Dany rampa sur la banquette arrière et attrapa le pot de cornichons. " NOOOOOOOON ! " se mit-il à gueuler.
" Quoi !?" J'ai gueulé en retour.
" Nous avons utilisé des cornichons à l'aneth casher." Sa voix se réduisit à un murmure.
" Ben quoi, c'est ça que tu m'avais dit, non ?" j'ai chuchoté. Superman, au secours !
"Le Grand Cornichon a dit d'utiliser de l'aneth SUPER-casher, ducon ! Nous n'avons que vingt secondes pour sauver le monde, et tout ce que nous avons, c'est de l'aneth casher !" déclama-t-il tristement.

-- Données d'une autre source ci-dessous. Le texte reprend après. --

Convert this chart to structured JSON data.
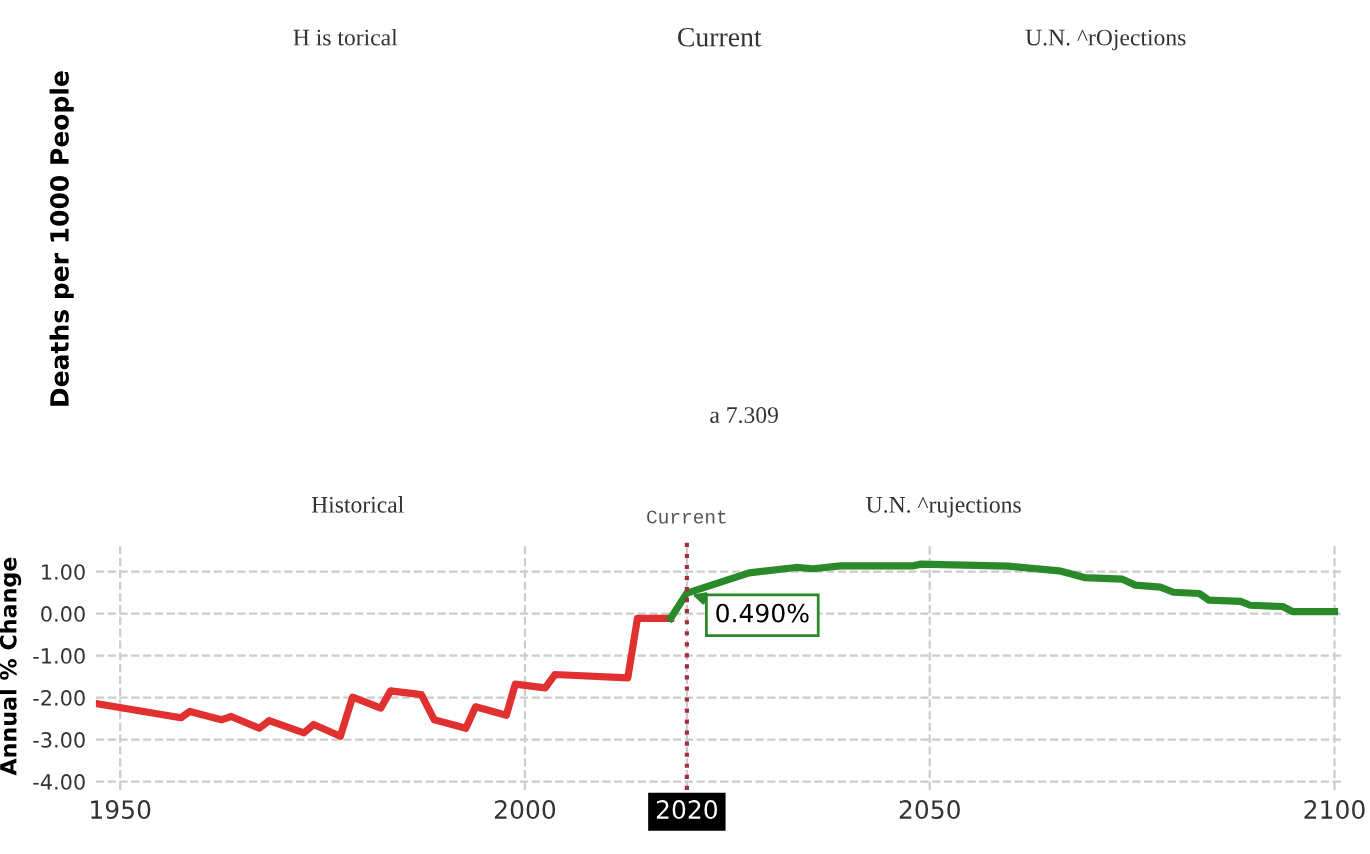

Nous avons regardé par la fenêtre, attendant que le monde explose, ou quelque chose comme ça. Mais vingt secondes passèrent, puis trente, et toujours rien ne se passa.

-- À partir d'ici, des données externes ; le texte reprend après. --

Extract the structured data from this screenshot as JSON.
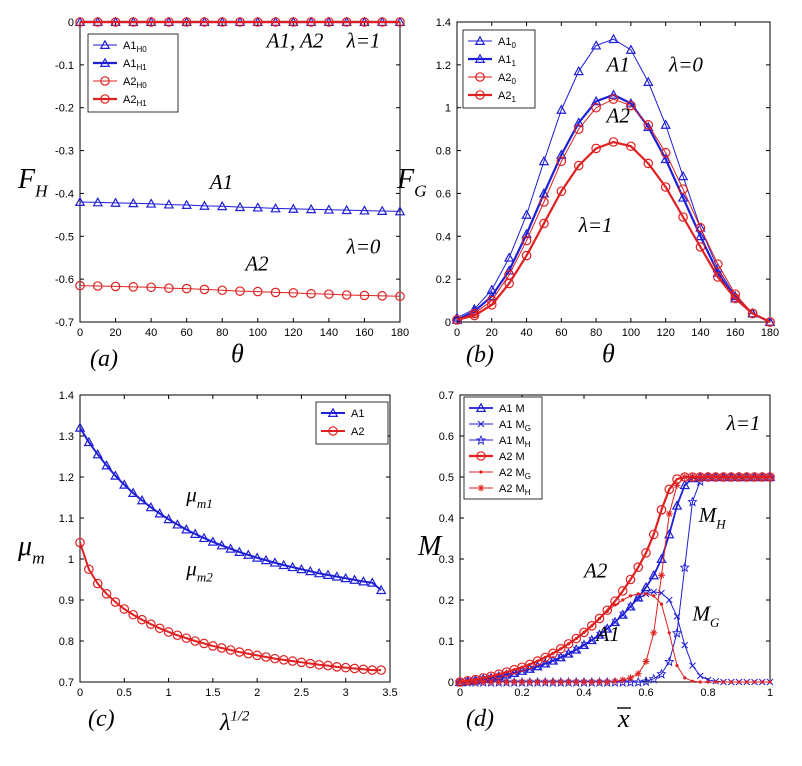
{
  "colors": {
    "blue": "#1f1fd6",
    "red": "#e02020"
  },
  "chart_data": [
    {
      "panel": "a",
      "type": "line",
      "panel_label": "(a)",
      "xlabel": "θ",
      "ylabel": "F",
      "ylabel_sub": "H",
      "xlim": [
        0,
        180
      ],
      "ylim": [
        -0.7,
        0
      ],
      "xticks": [
        "0",
        "20",
        "40",
        "60",
        "80",
        "100",
        "120",
        "140",
        "160",
        "180"
      ],
      "yticks": [
        "0",
        "-0.1",
        "-0.2",
        "-0.3",
        "-0.4",
        "-0.5",
        "-0.6",
        "-0.7"
      ],
      "x": [
        0,
        10,
        20,
        30,
        40,
        50,
        60,
        70,
        80,
        90,
        100,
        110,
        120,
        130,
        140,
        150,
        160,
        170,
        180
      ],
      "series": [
        {
          "name": "A1",
          "sub": "H0",
          "color": "blue",
          "marker": "triangle",
          "width": 1,
          "values": [
            -0.42,
            -0.421,
            -0.422,
            -0.423,
            -0.424,
            -0.426,
            -0.427,
            -0.429,
            -0.43,
            -0.432,
            -0.433,
            -0.435,
            -0.436,
            -0.437,
            -0.438,
            -0.439,
            -0.44,
            -0.441,
            -0.442
          ]
        },
        {
          "name": "A1",
          "sub": "H1",
          "color": "blue",
          "marker": "triangle",
          "width": 2.2,
          "values": [
            0,
            0,
            0,
            0,
            0,
            0,
            0,
            0,
            0,
            0,
            0,
            0,
            0,
            0,
            0,
            0,
            0,
            0,
            0
          ]
        },
        {
          "name": "A2",
          "sub": "H0",
          "color": "red",
          "marker": "circle",
          "width": 1,
          "values": [
            -0.615,
            -0.616,
            -0.617,
            -0.618,
            -0.619,
            -0.621,
            -0.622,
            -0.624,
            -0.626,
            -0.628,
            -0.629,
            -0.631,
            -0.632,
            -0.634,
            -0.635,
            -0.637,
            -0.638,
            -0.639,
            -0.64
          ]
        },
        {
          "name": "A2",
          "sub": "H1",
          "color": "red",
          "marker": "circle",
          "width": 2.2,
          "values": [
            0,
            0,
            0,
            0,
            0,
            0,
            0,
            0,
            0,
            0,
            0,
            0,
            0,
            0,
            0,
            0,
            0,
            0,
            0
          ]
        }
      ],
      "annotations": [
        {
          "text": "A1, A2",
          "x": 105,
          "y": -0.06
        },
        {
          "text": "λ=1",
          "x": 150,
          "y": -0.06
        },
        {
          "text": "A1",
          "x": 73,
          "y": -0.39
        },
        {
          "text": "A2",
          "x": 93,
          "y": -0.58
        },
        {
          "text": "λ=0",
          "x": 150,
          "y": -0.54
        }
      ]
    },
    {
      "panel": "b",
      "type": "line",
      "panel_label": "(b)",
      "xlabel": "θ",
      "ylabel": "F",
      "ylabel_sub": "G",
      "xlim": [
        0,
        180
      ],
      "ylim": [
        0,
        1.4
      ],
      "xticks": [
        "0",
        "20",
        "40",
        "60",
        "80",
        "100",
        "120",
        "140",
        "160",
        "180"
      ],
      "yticks": [
        "0",
        "0.2",
        "0.4",
        "0.6",
        "0.8",
        "1",
        "1.2",
        "1.4"
      ],
      "x": [
        0,
        10,
        20,
        30,
        40,
        50,
        60,
        70,
        80,
        90,
        100,
        110,
        120,
        130,
        140,
        150,
        160,
        170,
        180
      ],
      "series": [
        {
          "name": "A1",
          "sub": "0",
          "color": "blue",
          "marker": "triangle",
          "width": 1,
          "values": [
            0.02,
            0.06,
            0.15,
            0.3,
            0.5,
            0.75,
            0.99,
            1.17,
            1.29,
            1.32,
            1.27,
            1.12,
            0.92,
            0.68,
            0.44,
            0.25,
            0.12,
            0.04,
            0
          ]
        },
        {
          "name": "A1",
          "sub": "1",
          "color": "blue",
          "marker": "triangle",
          "width": 2.2,
          "values": [
            0.01,
            0.05,
            0.12,
            0.24,
            0.41,
            0.6,
            0.78,
            0.93,
            1.03,
            1.06,
            1.02,
            0.91,
            0.76,
            0.58,
            0.4,
            0.23,
            0.11,
            0.04,
            0
          ]
        },
        {
          "name": "A2",
          "sub": "0",
          "color": "red",
          "marker": "circle",
          "width": 1,
          "values": [
            0.01,
            0.04,
            0.1,
            0.22,
            0.38,
            0.56,
            0.75,
            0.9,
            1.0,
            1.04,
            1.01,
            0.92,
            0.79,
            0.62,
            0.44,
            0.27,
            0.13,
            0.04,
            0
          ]
        },
        {
          "name": "A2",
          "sub": "1",
          "color": "red",
          "marker": "circle",
          "width": 2.2,
          "values": [
            0.01,
            0.03,
            0.08,
            0.18,
            0.31,
            0.46,
            0.61,
            0.73,
            0.81,
            0.84,
            0.82,
            0.74,
            0.63,
            0.49,
            0.35,
            0.21,
            0.11,
            0.04,
            0
          ]
        }
      ],
      "annotations": [
        {
          "text": "A1",
          "x": 86,
          "y": 1.17
        },
        {
          "text": "λ=0",
          "x": 122,
          "y": 1.17
        },
        {
          "text": "A2",
          "x": 86,
          "y": 0.93
        },
        {
          "text": "λ=1",
          "x": 70,
          "y": 0.42
        }
      ]
    },
    {
      "panel": "c",
      "type": "line",
      "panel_label": "(c)",
      "xlabel": "λ",
      "xlabel_sup": "1/2",
      "ylabel": "μ",
      "ylabel_sub": "m",
      "xlim": [
        0,
        3.5
      ],
      "ylim": [
        0.7,
        1.4
      ],
      "xticks": [
        "0",
        "0.5",
        "1",
        "1.5",
        "2",
        "2.5",
        "3",
        "3.5"
      ],
      "yticks": [
        "0.7",
        "0.8",
        "0.9",
        "1",
        "1.1",
        "1.2",
        "1.3",
        "1.4"
      ],
      "x": [
        0,
        0.1,
        0.2,
        0.3,
        0.4,
        0.5,
        0.6,
        0.7,
        0.8,
        0.9,
        1,
        1.1,
        1.2,
        1.3,
        1.4,
        1.5,
        1.6,
        1.7,
        1.8,
        1.9,
        2,
        2.1,
        2.2,
        2.3,
        2.4,
        2.5,
        2.6,
        2.7,
        2.8,
        2.9,
        3,
        3.1,
        3.2,
        3.3,
        3.4
      ],
      "series": [
        {
          "name": "A1",
          "color": "blue",
          "marker": "triangle",
          "width": 2,
          "values": [
            1.32,
            1.285,
            1.255,
            1.228,
            1.203,
            1.181,
            1.161,
            1.143,
            1.126,
            1.111,
            1.097,
            1.084,
            1.072,
            1.061,
            1.051,
            1.042,
            1.033,
            1.025,
            1.017,
            1.01,
            1.003,
            0.997,
            0.991,
            0.985,
            0.98,
            0.975,
            0.97,
            0.965,
            0.961,
            0.957,
            0.953,
            0.949,
            0.945,
            0.942,
            0.924
          ]
        },
        {
          "name": "A2",
          "color": "red",
          "marker": "circle",
          "width": 2,
          "values": [
            1.04,
            0.975,
            0.94,
            0.915,
            0.895,
            0.878,
            0.864,
            0.852,
            0.841,
            0.831,
            0.822,
            0.814,
            0.807,
            0.8,
            0.794,
            0.788,
            0.783,
            0.778,
            0.773,
            0.769,
            0.765,
            0.761,
            0.757,
            0.754,
            0.751,
            0.748,
            0.745,
            0.742,
            0.74,
            0.737,
            0.735,
            0.733,
            0.731,
            0.729,
            0.729
          ]
        }
      ],
      "annotations": [
        {
          "text": "μ",
          "sub": "m1",
          "x": 1.2,
          "y": 1.14
        },
        {
          "text": "μ",
          "sub": "m2",
          "x": 1.2,
          "y": 0.96
        }
      ]
    },
    {
      "panel": "d",
      "type": "line",
      "panel_label": "(d)",
      "xlabel": "x",
      "ylabel": "M",
      "xlim": [
        0,
        1
      ],
      "ylim": [
        0,
        0.7
      ],
      "xticks": [
        "0",
        "0.2",
        "0.4",
        "0.6",
        "0.8",
        "1"
      ],
      "yticks": [
        "0",
        "0.1",
        "0.2",
        "0.3",
        "0.4",
        "0.5",
        "0.6",
        "0.7"
      ],
      "x": [
        0,
        0.025,
        0.05,
        0.075,
        0.1,
        0.125,
        0.15,
        0.175,
        0.2,
        0.225,
        0.25,
        0.275,
        0.3,
        0.325,
        0.35,
        0.375,
        0.4,
        0.425,
        0.45,
        0.475,
        0.5,
        0.525,
        0.55,
        0.575,
        0.6,
        0.625,
        0.65,
        0.675,
        0.7,
        0.725,
        0.75,
        0.775,
        0.8,
        0.825,
        0.85,
        0.875,
        0.9,
        0.925,
        0.95,
        0.975,
        1
      ],
      "series": [
        {
          "name": "A1 M",
          "color": "blue",
          "marker": "triangle",
          "width": 1.8,
          "values": [
            0,
            0.002,
            0.004,
            0.007,
            0.01,
            0.014,
            0.018,
            0.022,
            0.027,
            0.032,
            0.038,
            0.045,
            0.052,
            0.06,
            0.069,
            0.079,
            0.09,
            0.102,
            0.115,
            0.13,
            0.146,
            0.164,
            0.184,
            0.206,
            0.231,
            0.26,
            0.3,
            0.36,
            0.43,
            0.48,
            0.497,
            0.5,
            0.5,
            0.5,
            0.5,
            0.5,
            0.5,
            0.5,
            0.5,
            0.5,
            0.5
          ]
        },
        {
          "name": "A1 M",
          "sub": "G",
          "color": "blue",
          "marker": "x",
          "width": 1,
          "values": [
            0,
            0.002,
            0.004,
            0.007,
            0.01,
            0.014,
            0.018,
            0.022,
            0.027,
            0.032,
            0.038,
            0.045,
            0.052,
            0.06,
            0.069,
            0.079,
            0.09,
            0.102,
            0.115,
            0.13,
            0.146,
            0.164,
            0.184,
            0.203,
            0.215,
            0.22,
            0.217,
            0.2,
            0.16,
            0.09,
            0.04,
            0.015,
            0.005,
            0.002,
            0,
            0,
            0,
            0,
            0,
            0,
            0
          ]
        },
        {
          "name": "A1 M",
          "sub": "H",
          "color": "blue",
          "marker": "star",
          "width": 1,
          "values": [
            0,
            0,
            0,
            0,
            0,
            0,
            0,
            0,
            0,
            0,
            0,
            0,
            0,
            0,
            0,
            0,
            0,
            0,
            0,
            0,
            0,
            0,
            0,
            0,
            0.002,
            0.008,
            0.02,
            0.05,
            0.12,
            0.28,
            0.44,
            0.49,
            0.5,
            0.5,
            0.5,
            0.5,
            0.5,
            0.5,
            0.5,
            0.5,
            0.5
          ]
        },
        {
          "name": "A2 M",
          "color": "red",
          "marker": "circle",
          "width": 2.2,
          "values": [
            0,
            0.003,
            0.006,
            0.01,
            0.014,
            0.019,
            0.024,
            0.03,
            0.036,
            0.043,
            0.051,
            0.06,
            0.07,
            0.081,
            0.093,
            0.106,
            0.121,
            0.137,
            0.155,
            0.175,
            0.197,
            0.222,
            0.25,
            0.28,
            0.315,
            0.36,
            0.42,
            0.47,
            0.495,
            0.5,
            0.5,
            0.5,
            0.5,
            0.5,
            0.5,
            0.5,
            0.5,
            0.5,
            0.5,
            0.5,
            0.5
          ]
        },
        {
          "name": "A2 M",
          "sub": "G",
          "color": "red",
          "marker": "dot",
          "width": 1,
          "values": [
            0,
            0.003,
            0.006,
            0.01,
            0.014,
            0.019,
            0.024,
            0.03,
            0.036,
            0.043,
            0.051,
            0.06,
            0.07,
            0.081,
            0.093,
            0.106,
            0.121,
            0.137,
            0.155,
            0.172,
            0.188,
            0.2,
            0.21,
            0.215,
            0.215,
            0.21,
            0.19,
            0.12,
            0.04,
            0.01,
            0.002,
            0,
            0,
            0,
            0,
            0,
            0,
            0,
            0,
            0,
            0
          ]
        },
        {
          "name": "A2 M",
          "sub": "H",
          "color": "red",
          "marker": "asterisk",
          "width": 1,
          "values": [
            0,
            0,
            0,
            0,
            0,
            0,
            0,
            0,
            0,
            0,
            0,
            0,
            0,
            0,
            0,
            0,
            0,
            0,
            0,
            0,
            0.002,
            0.005,
            0.01,
            0.02,
            0.05,
            0.12,
            0.26,
            0.41,
            0.48,
            0.5,
            0.5,
            0.5,
            0.5,
            0.5,
            0.5,
            0.5,
            0.5,
            0.5,
            0.5,
            0.5,
            0.5
          ]
        }
      ],
      "annotations": [
        {
          "text": "λ=1",
          "x": 0.86,
          "y": 0.615
        },
        {
          "text": "A2",
          "x": 0.4,
          "y": 0.255
        },
        {
          "text": "A1",
          "x": 0.44,
          "y": 0.1
        },
        {
          "text": "M",
          "sub": "H",
          "x": 0.77,
          "y": 0.39
        },
        {
          "text": "M",
          "sub": "G",
          "x": 0.75,
          "y": 0.15
        }
      ]
    }
  ]
}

" Dany," murmurai-je avec enthousiasme. "Le monde n'a pas explosé, ça va aller !"
Dany n'a pas moufeté.
" Dany ?" dis-je en me retournant. Mais Dany avait disparu. À sa place se trouvait une chenille tout ce qu'y a de plus banale.
"Oh," me suis-je dit à haute voix. "Le monde de Dany s'est terminé. Il était trop égoïste pour s'en rendre compte. Et maintenant je suis perdu dans l'espace." J'ai regardé tristement la Terre, souhaitant n'avoir jamais essayé de sauver la chenille ennuyeuse qu'était Dany quand je l'ai trouvée pour la première fois. Mais maintenant, je savais que je ne pouvais pas changer l'heure, même si je le voulais.
Ou le pourrais-je ?
Étant le
scientifique que vous savez déjà que je suis, doublé du talentueux chimiste de
haut vol que j’ignorais que j’étais, j'ai vidé l'eau du radiateur de ma Méhari
et mélangé le jus obtenu avec l'aneth casher, le transformant par cette
alchimie à couper aussi bien le souffle d’un joueur de biniou braz que celui
d’une tempête tropicale en aneth super casher !
J'ai rempli
le réservoir de carburant et retenu mon souffle en tournant la clé. La Méhari a
repris vie en rugissant et j'ai hurlé de triomphe. J'ai fait tourner le moteur
et j'ai embrayé en dérapage contrôlé pour la terre. J'ai réglé le cadran sur
deux jours plus tard que le futur passé d'hier et j'ai appuyé sur le bouton de
transit temporel. Et c'est là que je me suis retrouvé garé devant l'entrée de
ma maison.
J'ai remonté mon allée,
mes sabots crottés comme avant, mais cette fois je me suis arrêté à temps pour
voir Dany ramper sur le dallage. Je me suis penché sur la chenille. "Pas
cette fois mon pote." J'ai souris. Puis je l'ai ramassée et je
l'ai placée sur une tige d'asclépiade. " Tu prends soin de toi
maintenant, d'accord ?" Elle m'a pas répondu, bien sûr, pourtant je
jurerais presque avoir entendu sa petite voix sarcastique me répondre : "
Ok, mais c'est toi qui voit ce coup-ci, ducon."